Pindapata Tak Sekadar Tradisi Keagamaan, Tapi Ajakarn Hidup Harmonis dan Empati

Jakarta — Pindapata bukan hanya sebuah tradisi keagamaan, tapi
perwujudan nyata dari kesederhanaan, kepedulian, dan kebajikan. Ini
mengajarkan kita untuk hidup harmonis dan penuh empati,”

Hal itu dikatakan Menteri Agama (Menag) Prof. Dr. KH. Nasaruddin Umar,
MA, pada peringatan Pindapata Nasional Kemawaisak 2569 BE / 2025 yang
diselenggarakan oleh Permabudi bersama Sangha Theravada Indonesia di
Jakarta, Minggu (3/5/2025). Acara itu berlangsung dalam suasana penuh
khidmat dan harmoni di tengah alam terbuka,

Acara yang dihadiri oleh Gubernur DKI Jakarta, Pramono Anung, para
tokoh lintas agama, serta pemuka umat Buddha.

“ Perayaan Prindapat ini menjadi momentum reflektif akan nilai-nilai
luhur ajaran Buddha yang selaras dengan prinsip moderasi beragama yang
diusung Kementerian Agama,” ujar Menag.

Ia menekankan bahwa kegiatan keagamaan di alam terbuka mengingatkan
pada tradisi leluhur, di mana alam tidak hanya menjadi latar, tetapi
sahabat yang memberi energi lahir dan batin. Oleh karena itu, ajaran
Buddha yang menjunjung persahabatan dengan alam menjadi penting di
tengah krisis ekologis global.

Dalam pidatonya, Menteri Agama juga menyampaikan ajakan kepada umat
Buddha untuk terus meneladani kehidupan Siddharta Gautama yang
meninggalkan kemewahan demi pencarian spiritual.

“Kebesaran seseorang tidak ditentukan dari berapa lama ia hidup dalam
kejayaan, tapi seberapa lama ia menempuh jalan perjuangan spiritual
yang membentuk pribadi tangguh dan mulia seperti Siddharta Gautama,”
ucapnya.

Ia juga mengapresiasi sikap inklusif umat Buddha yang tidak
membeda-bedakan agama lain, serta falsafah “Engkau adalah aku, aku
adalah engkau” yang sarat makna kemanusiaan dan welas asih.
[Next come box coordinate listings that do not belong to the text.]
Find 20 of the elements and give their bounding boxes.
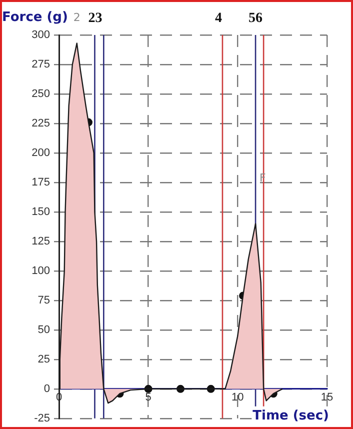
- text: 23: [88, 11, 102, 26]
- y-tick-label: 50: [38, 324, 50, 336]
- y-tick-label: 275: [32, 58, 50, 71]
- y-tick-label: 200: [32, 147, 50, 159]
- y-tick-label: 75: [38, 294, 50, 306]
- annotation: 2: [73, 11, 80, 24]
- y-tick-label: 25: [38, 353, 50, 366]
- text: 56: [248, 11, 263, 26]
- y-axis-title: Force (g): [2, 10, 68, 25]
- y-tick-label: 0: [44, 382, 50, 395]
- y-tick-label: 150: [32, 206, 50, 218]
- text: 4: [214, 11, 222, 26]
- y-tick-label: 125: [32, 235, 50, 248]
- y-tick-label: 100: [32, 264, 50, 277]
- y-tick-label: -25: [34, 412, 50, 424]
- x-axis-title: Time (sec): [252, 408, 329, 424]
- y-tick-label: 225: [32, 118, 50, 130]
- y-tick-label: 175: [32, 176, 50, 188]
- y-tick-label: 300: [32, 29, 50, 42]
- y-tick-label: 250: [32, 88, 50, 100]
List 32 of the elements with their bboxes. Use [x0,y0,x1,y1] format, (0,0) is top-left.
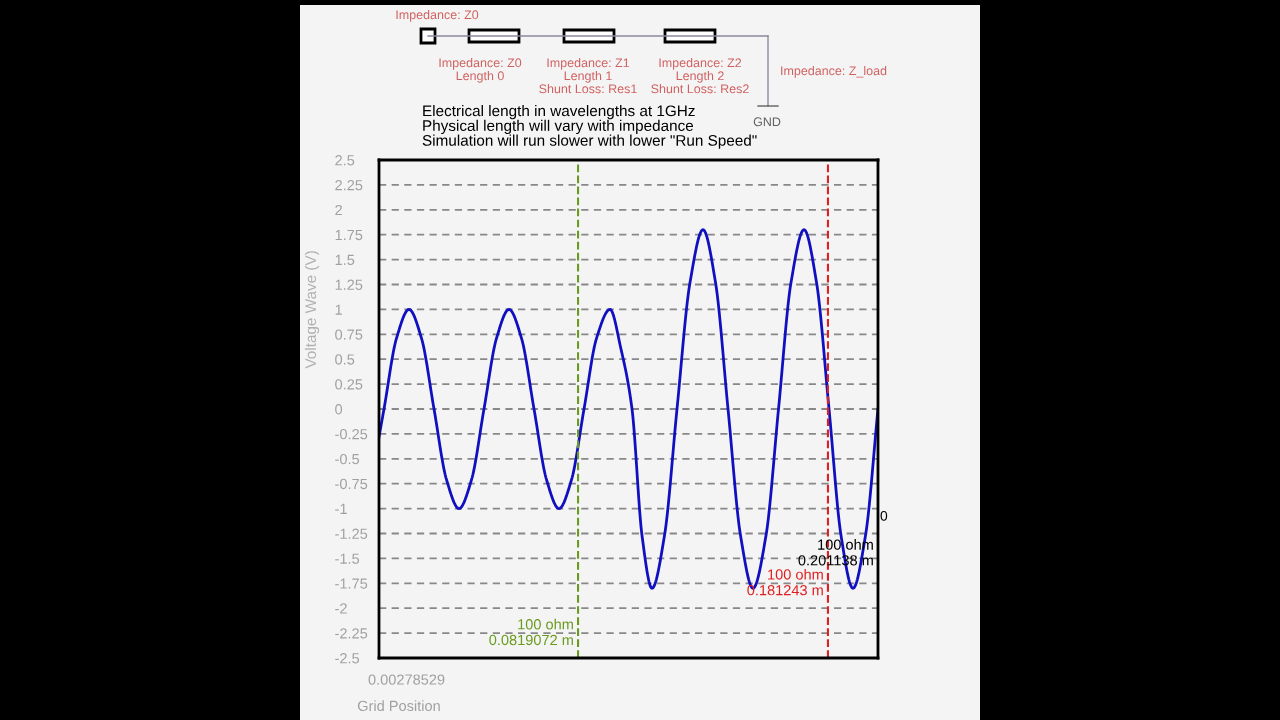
text: Impedance: Z1 Length 1 Shunt Loss: Res1 [539,58,637,94]
y-tick-label: 1.25 [335,279,363,290]
x-axis-title: Grid Position [357,700,440,712]
text: 0.00278529 [368,674,445,685]
y-tick-label: 0.25 [335,379,363,390]
y-tick-label: -2 [335,603,347,614]
ref-line-label: 100 ohm 0.181243 m [747,568,823,596]
y-tick-label: -1.25 [335,528,368,539]
y-tick-label: -1.75 [335,578,368,589]
y-tick-label: 2 [335,204,342,216]
y-tick-label: 1 [335,304,342,315]
y-tick-label: -2.5 [335,653,360,664]
y-tick-label: -0.75 [335,478,368,490]
y-tick-label: 0.5 [335,354,355,365]
y-tick-label: 0 [335,404,343,415]
y-tick-label: 1.75 [335,229,363,241]
ref-line-label: 100 ohm 0.0819072 m [489,618,573,646]
y-tick-label: -0.25 [335,429,368,440]
y-tick-label: -1 [335,503,347,514]
y-tick-label: 0.75 [335,329,363,340]
text: 0 [880,510,888,521]
text: Impedance: Z0 [396,10,479,22]
y-tick-label: 2.25 [335,180,363,191]
text: Impedance: Z0 Length 0 [439,58,522,83]
y-tick-label: -1.5 [335,553,360,564]
text: Impedance: Z2 Length 2 Shunt Loss: Res2 [651,58,749,94]
y-tick-label: -2.25 [335,628,368,639]
text: Impedance: Z_load [781,66,887,78]
y-tick-label: 2.5 [335,155,355,166]
y-tick-label: -0.5 [335,453,360,465]
y-axis-title: Voltage Wave (V) [304,251,320,369]
y-tick-label: 1.5 [335,254,355,266]
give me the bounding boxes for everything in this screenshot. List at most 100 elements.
Menteri Agama berpesan bahwa Hari Raya Waisak harus dimaknai sebagai
momentum untuk meneladani kehidupan Buddha dalam keseharian,
memperkuat moderasi beragama, menjaga lingkungan dan kelestarian alam,
berperan aktif membangun peradaban yang bermoral dan beretika,
menghadapi era digital dengan bijak dan penuh kesadaran.

“Para biksu yang hadir hari ini adalah contoh orang-orang yang
mewakafkan hidupnya demi kemanusiaan, bukan karena tak mampu menjadi
pejabat atau orang kaya, tapi karena memilih jalan pengabdian,”
pungkasnya.

Menteri Agama mengajak seluruh elemen masyarakat untuk “menjadi pucuk
yang mencium akar” sebuah filosofi untuk selalu ingat asal, rendah
hati, dan tidak lupa diri dalam menjalani hidup.